Tuesday 31 March 2015

Worms


Several days ago I was asked about a place where you can’t write. A situation that blocks all creative process and art becomes impossible. I kept thinking about this for a week. After all, when you have to do it – you will do it. There’s no force in Hell or in Heaven that could stop you. You can write when you're exhausted, when you have a fever, when you wake up in the middle of the night and your heart is so heavy you have to play “Higgs Boson Blues” to kill those palpitations.

Art has been created everywhere, in every situation imaginable.

In the streets, by dead people, at five o’clock in the morning, in the gutter, by animals, in prison cells, in freezing cold, on a death row, in labour camps, during periods of desperate depression, by broken-hearted people, by people writing in blood, by children, while making love, on trains destined to be crashed, in the face of inevitable failure, with no money at all, in desolate houses with empty walls, in desolate houses with no walls at all, to the sound of atomic rain and to intense, deadly silence.

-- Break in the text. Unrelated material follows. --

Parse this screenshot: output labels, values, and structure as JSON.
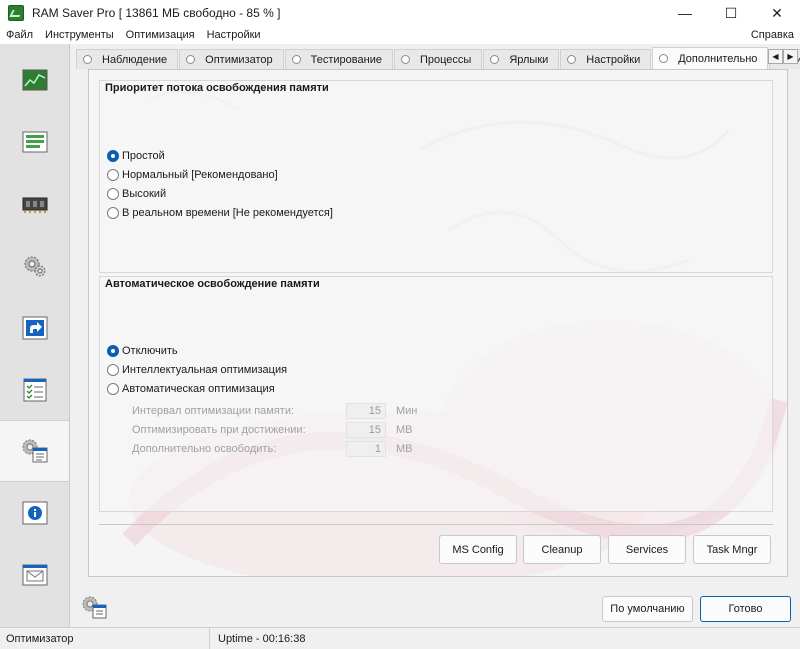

Today in the morning I finally got my answer. I woke up, had my breakfast, went out and began walking on the slippery pavement. I saw worms, millions of them. Like tiny red ribbons that were – somehow – alive. I walked carefully, thinking about how not to step on them. After all, they really were alive and how can people walk and not notice. And then I realised I cannot think about anything else. I cannot think about writing or anything remotely connected with art. 

Because there are all these worms, and I can’t step on them.